将 csv 数据加载到 Hbase [英] Loading csv data into Hbase
问题描述
我对 hadoop 和 hbase 非常陌生,并且在我找到的每个教程中都有一些概念性问题让我感到困惑.
I am very new to hadoop and hbase and have some conceptual questions that are tripping me up during every tutorial I've found.
我在 win 7 系统上的 ubuntu VM 内的单个节点上运行了 hadoop 和 hbase.我有一个 csv 文件,我想将它加载到单个 hbase 表中.
I have hadoop and hbase running on a single node within a ubuntu VM on my win 7 system. I have a csv file that I would like to load into a single hbase table.

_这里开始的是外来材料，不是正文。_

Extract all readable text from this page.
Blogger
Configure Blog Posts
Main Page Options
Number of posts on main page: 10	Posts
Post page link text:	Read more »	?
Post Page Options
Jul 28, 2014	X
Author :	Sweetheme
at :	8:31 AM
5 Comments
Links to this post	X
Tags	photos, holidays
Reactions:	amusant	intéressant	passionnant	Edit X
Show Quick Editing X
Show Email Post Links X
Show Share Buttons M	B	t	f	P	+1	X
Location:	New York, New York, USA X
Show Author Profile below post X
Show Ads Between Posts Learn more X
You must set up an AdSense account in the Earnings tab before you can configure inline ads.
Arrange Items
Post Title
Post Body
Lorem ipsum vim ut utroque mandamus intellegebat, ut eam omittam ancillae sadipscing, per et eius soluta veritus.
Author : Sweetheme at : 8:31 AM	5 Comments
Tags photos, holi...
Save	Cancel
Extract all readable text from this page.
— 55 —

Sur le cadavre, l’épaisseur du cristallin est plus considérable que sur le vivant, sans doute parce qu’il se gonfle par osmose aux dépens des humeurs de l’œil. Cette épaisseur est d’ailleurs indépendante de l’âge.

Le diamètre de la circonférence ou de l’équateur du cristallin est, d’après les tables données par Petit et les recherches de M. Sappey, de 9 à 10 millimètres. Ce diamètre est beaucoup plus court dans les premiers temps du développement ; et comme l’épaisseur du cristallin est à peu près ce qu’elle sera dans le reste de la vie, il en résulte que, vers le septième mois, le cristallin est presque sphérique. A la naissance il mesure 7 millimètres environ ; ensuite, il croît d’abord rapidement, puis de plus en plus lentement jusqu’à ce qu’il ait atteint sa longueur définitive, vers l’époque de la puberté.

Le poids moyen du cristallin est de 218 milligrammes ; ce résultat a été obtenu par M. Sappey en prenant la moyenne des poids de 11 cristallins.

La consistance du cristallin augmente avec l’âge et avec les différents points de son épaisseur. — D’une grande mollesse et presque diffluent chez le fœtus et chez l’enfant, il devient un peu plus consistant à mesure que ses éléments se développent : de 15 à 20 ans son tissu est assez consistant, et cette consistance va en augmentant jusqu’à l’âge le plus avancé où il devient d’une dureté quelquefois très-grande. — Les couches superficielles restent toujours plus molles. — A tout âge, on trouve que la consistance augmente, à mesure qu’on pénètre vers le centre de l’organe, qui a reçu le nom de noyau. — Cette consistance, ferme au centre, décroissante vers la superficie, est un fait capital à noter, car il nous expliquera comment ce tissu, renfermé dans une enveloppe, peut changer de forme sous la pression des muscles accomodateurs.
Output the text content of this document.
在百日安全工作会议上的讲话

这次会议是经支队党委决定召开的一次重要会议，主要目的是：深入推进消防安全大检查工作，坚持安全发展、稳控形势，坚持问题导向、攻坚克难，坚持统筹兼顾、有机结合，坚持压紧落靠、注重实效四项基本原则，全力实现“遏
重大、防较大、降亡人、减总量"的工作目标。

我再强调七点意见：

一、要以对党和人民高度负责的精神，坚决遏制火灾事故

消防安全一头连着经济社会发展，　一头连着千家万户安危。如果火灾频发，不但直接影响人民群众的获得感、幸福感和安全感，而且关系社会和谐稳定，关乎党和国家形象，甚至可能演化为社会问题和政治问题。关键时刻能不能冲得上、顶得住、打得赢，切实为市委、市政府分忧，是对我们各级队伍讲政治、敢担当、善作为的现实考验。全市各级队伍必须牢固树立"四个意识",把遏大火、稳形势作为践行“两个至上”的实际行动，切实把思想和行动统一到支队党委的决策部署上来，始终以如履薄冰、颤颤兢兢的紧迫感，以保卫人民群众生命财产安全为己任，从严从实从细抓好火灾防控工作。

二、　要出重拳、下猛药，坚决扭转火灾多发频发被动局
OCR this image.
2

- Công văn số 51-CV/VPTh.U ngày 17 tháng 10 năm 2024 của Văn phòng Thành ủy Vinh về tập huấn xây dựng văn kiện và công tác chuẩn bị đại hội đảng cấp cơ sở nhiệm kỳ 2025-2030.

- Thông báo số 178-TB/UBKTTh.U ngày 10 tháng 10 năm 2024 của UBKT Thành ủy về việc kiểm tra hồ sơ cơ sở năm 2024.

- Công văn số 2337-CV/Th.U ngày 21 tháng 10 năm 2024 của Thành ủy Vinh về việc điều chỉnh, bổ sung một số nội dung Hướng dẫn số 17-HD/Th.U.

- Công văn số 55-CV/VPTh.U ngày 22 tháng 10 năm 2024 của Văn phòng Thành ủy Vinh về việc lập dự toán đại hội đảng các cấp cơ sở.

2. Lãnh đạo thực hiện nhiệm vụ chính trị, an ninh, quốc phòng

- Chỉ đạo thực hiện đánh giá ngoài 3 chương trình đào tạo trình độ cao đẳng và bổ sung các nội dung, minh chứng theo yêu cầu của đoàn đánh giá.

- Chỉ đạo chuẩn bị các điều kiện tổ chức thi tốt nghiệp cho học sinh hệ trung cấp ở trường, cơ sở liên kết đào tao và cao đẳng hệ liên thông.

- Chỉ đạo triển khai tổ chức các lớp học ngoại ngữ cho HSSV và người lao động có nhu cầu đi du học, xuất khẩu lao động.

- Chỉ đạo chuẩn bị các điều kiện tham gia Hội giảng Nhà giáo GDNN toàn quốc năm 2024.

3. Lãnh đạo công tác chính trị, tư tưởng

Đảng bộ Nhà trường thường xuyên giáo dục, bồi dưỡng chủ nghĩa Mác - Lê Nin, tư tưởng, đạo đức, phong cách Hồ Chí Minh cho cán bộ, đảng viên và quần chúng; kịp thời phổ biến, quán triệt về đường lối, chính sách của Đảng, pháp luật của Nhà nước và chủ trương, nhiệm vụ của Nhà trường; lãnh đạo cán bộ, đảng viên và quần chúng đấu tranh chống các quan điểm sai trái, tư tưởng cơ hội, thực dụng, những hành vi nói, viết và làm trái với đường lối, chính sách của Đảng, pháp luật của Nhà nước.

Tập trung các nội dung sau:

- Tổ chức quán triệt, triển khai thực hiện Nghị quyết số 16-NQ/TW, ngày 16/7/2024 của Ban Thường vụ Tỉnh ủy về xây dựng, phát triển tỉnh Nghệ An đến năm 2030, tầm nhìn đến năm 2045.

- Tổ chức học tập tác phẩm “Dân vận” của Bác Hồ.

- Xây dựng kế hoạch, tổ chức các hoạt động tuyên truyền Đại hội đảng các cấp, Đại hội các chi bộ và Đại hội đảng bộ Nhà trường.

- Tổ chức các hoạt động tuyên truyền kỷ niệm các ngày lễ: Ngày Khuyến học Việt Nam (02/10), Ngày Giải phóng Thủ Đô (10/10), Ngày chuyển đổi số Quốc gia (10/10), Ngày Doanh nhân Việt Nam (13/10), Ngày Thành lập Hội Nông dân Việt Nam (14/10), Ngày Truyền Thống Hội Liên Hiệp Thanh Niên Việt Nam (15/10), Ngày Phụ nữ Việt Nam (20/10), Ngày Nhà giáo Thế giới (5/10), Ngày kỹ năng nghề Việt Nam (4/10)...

列是:loan_number、borrower_name、current_distribution_date、loan_amount
The columns are: loan_number, borrower_name, current_distribution_date, loan_amount
我知道我需要编写一个 MapReduce 作业来将这个 csv 文件加载到 hbase 中.以下教程描述了编写此 MapReduce 作业所需的 Java.http://salsahpc.indiana.edu/ScienceCloud/hbase_hands_on_1.htm
I know that I need to write a MapReduce job to load this said csv file into hbase. The following tutorial describes the Java needed to write this MapReduce job. http://salsahpc.indiana.edu/ScienceCloud/hbase_hands_on_1.htm
我缺少的是:
我在哪里保存这些文件以及在哪里编译它们?我应该在运行 Visual Studio 12 的 win 7 机器上编译它,然后将它移动到 ubuntu vm 吗?
Where do I save these files and where do I compile them? Should I compile this on my win 7 machine running visual studio 12 and then move it to the ubuntu vm?
我阅读了这个问题和答案,但我想我仍然缺少基础知识:使用 MapReduce 将 CSV 文件加载到 Hbase 表中
I read this SO question and answers but I guess I'm still missing the basics: Loading CSV File into Hbase table using MapReduce
我找不到任何涵盖这些基本 hadoop/hbase 物流的内容.任何帮助将不胜感激.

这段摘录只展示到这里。